Mass. Thrift Puts Itself on Map with TV Ads

LYNN, Mass. - Once booming as a port and a shoe-manufacturing town, this working-class city north of Boston has seen better days. Its downtown is dominated by dilapidated buildings, empty lots, and a central square seemingly unchanged from the 1950s.

A few blocks from the square, across from a vacant building on Market Street, stands the headquarters of Eastern Bank Corp., a mutual thrift that refuses to be left in the dust by its competitors and refuses to go unnoticed.

The $2 billion-asset company is spending nearly $1 million to advertise on Boston's three network television affiliates, an unusually risky venture for so small an institution, marketing experts say. Eastern is out to prove that the size of the balance sheet doesn't matter as much as the size of the ad budget.

Created in 1981 from the merger of two $250 million-asset mutuals, Salem Savings Bank and First East Savings Bank, Eastern has taken advantage of state law to build a strong commercial bank with a mutual thrift charter. State law blurs any differences in powers between state banks and thrifts.

"We are the local commercial bank, and that's what we strive to be," said president and chief executive Stanley Lukowski.

But officials at northeastern Massachusetts' largest independent institution have been frustrated by routinely spending "the first 20 minutes of a phone call explaining who Eastern is," Mr. Lukowski said.

That's because while Eastern is the descendant of two old institutions, its own name and reputation are relatively new.
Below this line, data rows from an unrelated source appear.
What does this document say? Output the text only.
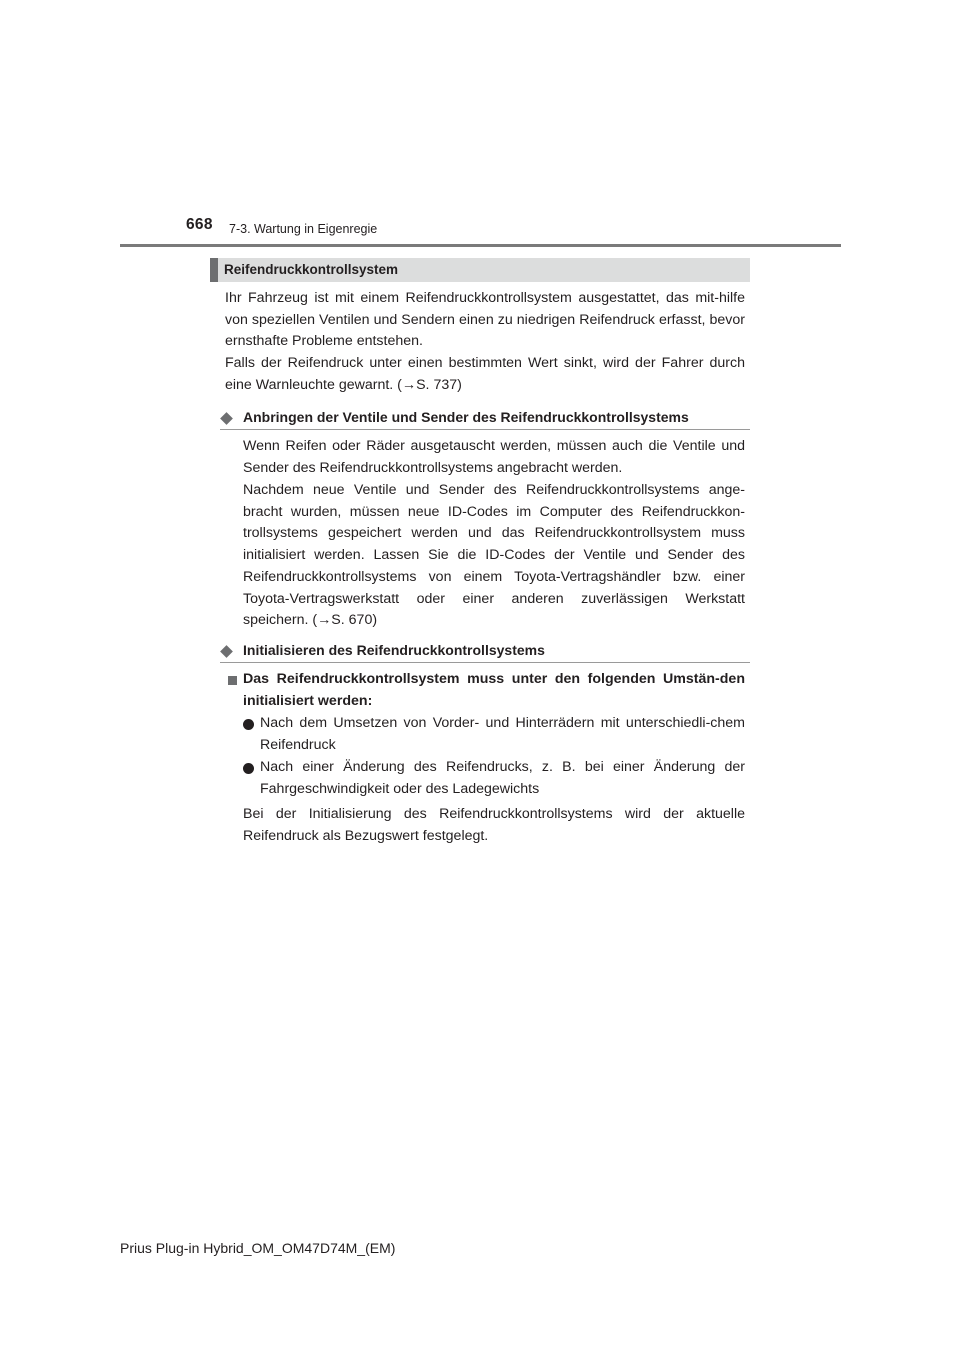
668 7-3. Wartung in Eigenregie
Reifendruckkontrollsystem
Ihr Fahrzeug ist mit einem Reifendruckkontrollsystem ausgestattet, das mit-hilfe von speziellen Ventilen und Sendern einen zu niedrigen Reifendruck erfasst, bevor ernsthafte Probleme entstehen.
Falls der Reifendruck unter einen bestimmten Wert sinkt, wird der Fahrer durch eine Warnleuchte gewarnt. (→S. 737)
Anbringen der Ventile und Sender des Reifendruckkontrollsystems
Wenn Reifen oder Räder ausgetauscht werden, müssen auch die Ventile und Sender des Reifendruckkontrollsystems angebracht werden.
Nachdem neue Ventile und Sender des Reifendruckkontrollsystems ange-bracht wurden, müssen neue ID-Codes im Computer des Reifendruckkon-trollsystems gespeichert werden und das Reifendruckkontrollsystem muss initialisiert werden. Lassen Sie die ID-Codes der Ventile und Sender des Reifendruckkontrollsystems von einem Toyota-Vertragshändler bzw. einer Toyota-Vertragswerkstatt oder einer anderen zuverlässigen Werkstatt speichern. (→S. 670)
Initialisieren des Reifendruckkontrollsystems
Das Reifendruckkontrollsystem muss unter den folgenden Umstän-den initialisiert werden:
Nach dem Umsetzen von Vorder- und Hinterrädern mit unterschiedli-chem Reifendruck
Nach einer Änderung des Reifendrucks, z. B. bei einer Änderung der Fahrgeschwindigkeit oder des Ladegewichts
Bei der Initialisierung des Reifendruckkontrollsystems wird der aktuelle Reifendruck als Bezugswert festgelegt.
Prius Plug-in Hybrid_OM_OM47D74M_(EM)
So officials have struggled to educate the public and the market about what the thrift offers.

Though it has grown steadily in asset size and branches, the company's locations outside Boston and its mutuality have kept it off the radar scope of Boston's media, financial analysts, and general population.

After more than a decade of quiet growth, officials are turning to television in an expensive but so far successful strategy to give Eastern a "brand name" and recognition.

Eastern's quest began soon after the 1981 merger, when officials decided that they needed to diversify to survive.

Beginning with its purchase of state-chartered Naumkeag Trust Co. in 1983, the company has quadrupled its asset size through five acquisitions, most recently when it bought Saugus Bank and Trust Co., a small commercial bank with three branches in the small business district on Route 1 just north of Boston.

Its 31 branches are concentrated in a 25-mile strip running north from Boston toward the New Hampshire border, through an ethnically diverse market of about one million people.

"Eastern is an interesting example of the evolution of what used to be a fairly typical small-scale community bank into one of the major players in its market area," said Robert Fichter, executive director of the Massachusetts Bankers Association.

With its initial growth period behind it, Eastern is ready for more people and businesses to look its way when they want to switch banks.

"We can provide any of the services that the large regionals can, but with a community bank focus," Mr. Lukowski said. "But people didn't know we could do that. The customers who don't know us think of us as a new bank. So the focus has been to try to get a brand identity out there so people know who we are."

Focus groups conducted in 1993 paved the way for the thrift's new image. Small-businessmen expressed frustration over being shifted from one loan officer to another at larger institutions and complained about their former banks being bought by distant giants.

"They didn't know who to call to talk about their loans," Mr. Lukowski said. "We don't know how many customers we've gotten from that."

Starting with two television ads running on Boston's network affiliates in the fall of 1993, Eastern launched a massive newspaper, television, and billboard advertising campaign to spread its name as the local, stable community bank serving the small communities north of Boston.

The first commercial shows a panoramic view of the North Shore suburbs of Boston, with Eastern portrayed as the neighborhood institution, contrasting itself with its larger competitors in nearby Boston.

The second commercial trumpets the slogan "Our paperwork moves. Our loan officers don't." It stresses the consistency of dealing with Eastern's loan officers, who have worked at Eastern for more than 10 years.

"They know we're going to be here next month, next year," Mr. Lukowski said. "A lot of independents have been purchased by the Shawmuts and Fleets."

Eastern's decision to advertise on television surprised some marketing experts, however. They described it as very expensive and unusual for small institutions in a major television market like Boston.

"Local institutions can beat the big houses any number of ways in a local market, but big media is generally not one of them," said David M. Partridge, a marketing specialist for Towers Perrin in San Francisco. "Someone's made some tradeoffs there, and they've come up with a very unusual answer."

On the other hand, Kevin B. Tynan, president of Tynan Marketing Inc. in Chicago, said that if a small institution can afford such a saturation campaign, it could be an effective way to develop a large corporate image.

"TV advertising offers some real benefits for small institutions," he said. "It puts them on the same level as their big competitors."

Since the ads started, Eastern has received more calls from potential customers, and officials no longer spend time explaining who they are. The thrift is holding another round of discussions to develop a third television commercial.

"We've seen some very positive results," Mr. Lukowski said. "Before we were a strange name, (but) our recognition and our image in the business community have been significantly enhanced. It has accomplished our objectives, and we will continue with the TV ads in the future."